5 Tips for Better Sleep in 2011: KidsHeather Turgeon
Here comes 2011, folks, and the new year is a great time to take stock of the family’s sleep habits. We tend to think of babies as the ones who need sleep help, but if you have little kids in the house, you know they’re just as tricky sometimes.
By two or three, our little night owls have brilliant skills for haggling and stalling before bedtime. They could be switching from crib to big bed, and things like nightmares and dropping daytime naps are known to throw things off course.
If that sounds familiar, the new year might be just the right time to take a new approach to sleep switch up your game a bit. Here are 5 tips to help your kid sleep better in 2011:
1. Check your bedtime. Up to 5 years old, kids still need 11-12 hours of total sleep in a 24 hour period. The best way to ensure this happens is with an early bedtime, between 7 and 8 p.m. (because most kids are early risers). Keep it consistent, because your child’s body learns the natural rhythm of the day this way. Avoid naps that go past 3:30 or 4 p.m.
2. Tighten up your routine. By age 2.5, if your child hasn’t discovered the art of haggling at bedtime, it’s sure to be coming soon. Another sip of water, a different song, a specific configuration of stuffed animals you know what I’m talking about. Decide on a set routine: 3 books, teeth, lights out, 2 songs, a sip of water (by the bed already), a big kiss, and then mom or dad walks out.

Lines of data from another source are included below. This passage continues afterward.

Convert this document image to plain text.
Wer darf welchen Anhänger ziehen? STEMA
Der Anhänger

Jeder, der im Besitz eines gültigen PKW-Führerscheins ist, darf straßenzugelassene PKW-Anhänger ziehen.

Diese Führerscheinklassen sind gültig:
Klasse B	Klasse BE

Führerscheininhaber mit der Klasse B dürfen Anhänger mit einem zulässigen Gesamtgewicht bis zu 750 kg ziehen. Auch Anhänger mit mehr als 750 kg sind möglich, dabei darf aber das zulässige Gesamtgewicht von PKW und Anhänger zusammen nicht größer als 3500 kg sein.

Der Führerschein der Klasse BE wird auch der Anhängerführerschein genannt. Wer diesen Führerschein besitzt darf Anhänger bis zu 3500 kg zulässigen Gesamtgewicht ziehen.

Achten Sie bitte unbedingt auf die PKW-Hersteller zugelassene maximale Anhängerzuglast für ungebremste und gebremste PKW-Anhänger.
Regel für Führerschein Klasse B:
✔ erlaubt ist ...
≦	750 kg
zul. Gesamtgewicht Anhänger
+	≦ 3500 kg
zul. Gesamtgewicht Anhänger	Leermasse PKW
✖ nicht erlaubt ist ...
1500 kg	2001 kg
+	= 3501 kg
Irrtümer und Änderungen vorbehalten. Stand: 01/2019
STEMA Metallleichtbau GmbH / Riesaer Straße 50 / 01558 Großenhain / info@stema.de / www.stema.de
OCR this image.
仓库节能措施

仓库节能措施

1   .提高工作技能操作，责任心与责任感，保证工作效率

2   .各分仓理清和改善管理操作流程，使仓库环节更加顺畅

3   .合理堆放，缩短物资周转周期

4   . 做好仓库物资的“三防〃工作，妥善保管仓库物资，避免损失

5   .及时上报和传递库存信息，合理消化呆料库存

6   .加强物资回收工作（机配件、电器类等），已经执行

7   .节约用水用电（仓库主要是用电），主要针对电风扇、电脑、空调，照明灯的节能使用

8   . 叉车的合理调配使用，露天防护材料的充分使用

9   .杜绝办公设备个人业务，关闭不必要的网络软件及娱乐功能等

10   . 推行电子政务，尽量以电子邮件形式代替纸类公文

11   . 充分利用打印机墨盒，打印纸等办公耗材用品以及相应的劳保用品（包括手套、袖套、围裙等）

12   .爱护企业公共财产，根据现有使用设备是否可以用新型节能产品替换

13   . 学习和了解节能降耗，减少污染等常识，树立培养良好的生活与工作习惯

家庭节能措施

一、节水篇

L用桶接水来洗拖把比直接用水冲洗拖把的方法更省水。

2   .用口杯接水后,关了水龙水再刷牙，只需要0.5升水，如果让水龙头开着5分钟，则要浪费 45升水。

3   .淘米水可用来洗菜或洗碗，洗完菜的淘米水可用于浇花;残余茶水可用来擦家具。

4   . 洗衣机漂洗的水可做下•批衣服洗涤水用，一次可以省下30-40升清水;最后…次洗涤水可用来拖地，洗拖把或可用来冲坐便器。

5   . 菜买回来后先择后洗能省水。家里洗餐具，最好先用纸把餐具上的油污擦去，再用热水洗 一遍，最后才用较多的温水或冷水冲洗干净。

3. If your child follows you out of the room, walk her back and say something simple like, “It’s time for sleeping.” Don’t talk too much, just repeat a minimal phrase it might take 30 times the first night.
4. Consider flipping the walk-out dynamic by saying, “If you stay in your bed, I’ll be back in 5 minutes to check on you.” This breaks the cycle of you leaving and your child walking out to the living room to find you. If your child stays in bed for the full 5 minutes (you can cheat the first few times and go in after less time to give them the idea) go in, say something comforting but simple, and leave the room — you want your child to trust the plan.
5. No matter what you decide to do, include your child in the plan. After age 2 or so, kids understand so much, it’s important to tell them exactly what you’re going to do. Say something like, “We’re going to try something new this week,” or, “I’m going to do things differently starting tonight to help you sleep better,” to set their expectations. Explain exactly how the new system works: “I’ll read two books, sing one song, and put a cup of water by your bed. If you stay in your room for five minutes, I’ll be back to check on you.”
If your child is having nightmares, come up with a way to help him sooth and comfort himself in the middle of the night while staying in his bed. For some kids, telling them that flipping over the pillow “changes the channel on the dream” or making a “dream catcher” to hang over the bed will help them feel empowered against the boogieman after dark.
Do you have any other tips for helping kids sleep? Please share!